Publicado em 14/09/2024

Por João Vitor Figueira

Nota do editor: esta matéria faz parte da série especial #MeuRedentor, que celebra personalidades do cinema brasileiro que estão marcadas na história do Festival do Rio com trabalhos que se destacaram na competição da Première Brasil. Novas páginas desta história serão escritas na cerimônia de encerramento da edição de 2024 do evento, que acontece entre os dias 3 e 13 de outubro.

Com mais de quatro décadas dedicadas ao cinema, Lúcia Murat é dona de uma trajetória artística singular e politicamente contundente. A diretora construiu uma cinematografia marcada por uma assinatura humanista e nuançada, capaz de propor reflexões sobre momentos dolorosos da história política brasileira e construir personagens complexos sem maniqueísmos simplistas.

Com uma obra informada por elementos autobiográficos, seu cinema apresenta uma instigante dialética entre verdade e narrativa, uma vez que muitos de seus filmes foram aclamados por apresentar uma instigante fluidez na mescla de ficção e documentário.


Lúcia Murat na cerimônia de abertura do Festival do Rio 2023 — Foto: Festival do Rio

A jornada da realizadora no audiovisual se entrelaça de maneira significativa com o Festival do Rio, um espaço que, para ela, se tornou uma segunda casa ao longo dos anos. No total, quase um terço das 25 edições já realizadas do evento contaram com ao menos um trabalho da diretora na programação.

Murat também foi a primeira diretora mulher a vencer o Troféu Redentor de melhor direção duas vezes, por Quase Dois Irmãos (2004) e Praça Paris (2017), projetos que também foram premiados nas categorias de atuação, rendendo honrarias para Flávio Bauraqui e Grace Passô, respectivamente.


Lúcia Murat durante as filmagens de Quase Dois Irmãos — Foto: divulgação/Taiga Filmes

Com perfeito equilíbrio entre ficção e documentário, Que bom te ver viva (1989), primeiro longa-metragem da cineasta e um dos clássicos definidores de sua filmografia, venceu os prêmios de melhor filme e melhor atriz no Rio-Cine Festival, que se fundiu à Mostra Banco Nacional na gênese do Festival do Rio em 1999.

“O Festival do Rio, para mim, é a minha casa, desde o meu primeiro filme”, diz a diretora que exibiu o média-metragem O Pequeno Exército Louco (1984), seu filme de estreia, no Rio-Cine Festival, vencendo o prêmio da categoria e o de melhor montagem.

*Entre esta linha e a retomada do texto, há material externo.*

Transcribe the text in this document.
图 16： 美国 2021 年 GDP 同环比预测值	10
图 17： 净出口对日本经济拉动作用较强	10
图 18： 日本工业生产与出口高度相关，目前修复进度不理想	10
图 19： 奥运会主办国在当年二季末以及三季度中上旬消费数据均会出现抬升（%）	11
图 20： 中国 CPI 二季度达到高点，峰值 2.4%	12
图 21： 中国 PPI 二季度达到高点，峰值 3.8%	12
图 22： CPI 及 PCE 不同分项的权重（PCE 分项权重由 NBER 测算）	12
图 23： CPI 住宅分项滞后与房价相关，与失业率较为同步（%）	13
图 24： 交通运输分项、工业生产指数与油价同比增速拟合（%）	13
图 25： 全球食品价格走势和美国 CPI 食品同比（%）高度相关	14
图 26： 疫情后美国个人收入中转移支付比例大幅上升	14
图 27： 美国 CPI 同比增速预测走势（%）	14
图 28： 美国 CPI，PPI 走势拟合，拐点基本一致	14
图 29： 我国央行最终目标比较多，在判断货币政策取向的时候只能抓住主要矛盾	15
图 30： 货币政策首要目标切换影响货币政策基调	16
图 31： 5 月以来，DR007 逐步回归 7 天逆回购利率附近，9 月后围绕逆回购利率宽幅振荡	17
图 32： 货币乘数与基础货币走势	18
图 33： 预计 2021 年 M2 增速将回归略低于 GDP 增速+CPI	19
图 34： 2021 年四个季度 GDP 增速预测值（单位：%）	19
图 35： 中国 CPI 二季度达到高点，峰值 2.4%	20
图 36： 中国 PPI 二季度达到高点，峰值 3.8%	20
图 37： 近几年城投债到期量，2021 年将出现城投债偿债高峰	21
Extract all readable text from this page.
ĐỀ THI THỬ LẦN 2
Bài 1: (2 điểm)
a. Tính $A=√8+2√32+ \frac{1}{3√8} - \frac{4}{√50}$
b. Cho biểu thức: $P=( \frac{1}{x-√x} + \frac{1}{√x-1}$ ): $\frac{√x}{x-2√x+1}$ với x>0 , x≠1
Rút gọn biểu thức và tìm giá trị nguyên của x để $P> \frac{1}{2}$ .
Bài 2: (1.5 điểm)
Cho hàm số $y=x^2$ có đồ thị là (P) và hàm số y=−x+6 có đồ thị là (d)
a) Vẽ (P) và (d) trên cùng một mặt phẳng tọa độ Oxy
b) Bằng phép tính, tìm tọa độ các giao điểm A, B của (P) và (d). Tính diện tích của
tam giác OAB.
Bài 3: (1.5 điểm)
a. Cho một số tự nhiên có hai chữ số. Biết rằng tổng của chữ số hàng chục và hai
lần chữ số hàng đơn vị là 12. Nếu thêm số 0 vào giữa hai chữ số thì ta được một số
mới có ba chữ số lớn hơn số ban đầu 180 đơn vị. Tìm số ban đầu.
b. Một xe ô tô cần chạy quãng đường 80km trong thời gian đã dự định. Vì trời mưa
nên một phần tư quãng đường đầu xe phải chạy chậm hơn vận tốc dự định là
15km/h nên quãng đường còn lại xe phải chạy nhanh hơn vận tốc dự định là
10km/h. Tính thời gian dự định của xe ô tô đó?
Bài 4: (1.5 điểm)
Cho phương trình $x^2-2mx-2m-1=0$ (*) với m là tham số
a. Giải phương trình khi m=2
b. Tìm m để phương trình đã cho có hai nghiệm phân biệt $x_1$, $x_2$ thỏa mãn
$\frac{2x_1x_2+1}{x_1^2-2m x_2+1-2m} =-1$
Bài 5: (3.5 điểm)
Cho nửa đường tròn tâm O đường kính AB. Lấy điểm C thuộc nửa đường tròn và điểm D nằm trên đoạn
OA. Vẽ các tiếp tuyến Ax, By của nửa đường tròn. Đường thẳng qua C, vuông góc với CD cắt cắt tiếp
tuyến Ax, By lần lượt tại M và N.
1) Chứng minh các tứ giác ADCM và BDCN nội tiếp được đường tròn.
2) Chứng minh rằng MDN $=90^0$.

Irene Ravache em Que Bom Te Ver Viva, longa-metragem de estreia de Lúcia Murat que foi premiado no Rio-Cine Festival, um dos precursores do Festival do Rio - Foto: divulgação
Irene Ravache em Que Bom Te Ver Viva, longa-metragem de estreia de Lúcia Murat que foi premiado no Rio-Cine Festival, um dos precursores do Festival do Rio - Foto: divulgação

“Eu sempre passei meus filmes no Festival do Rio e espero continuar passando enquanto eu ainda estiver viva e fazendo cinema”, continua Murat, que também presidiu o júri da Première Brasil na edição de 2018. “Foi uma emoção muito grande quando recebi o prêmio de melhor direção, tanto pelo Quase Dois Irmãos quanto pelo Praça Paris, e espero continuar participando do festival, em alguma medida, como espectadora, que é sempre delicioso, e como cineasta também.”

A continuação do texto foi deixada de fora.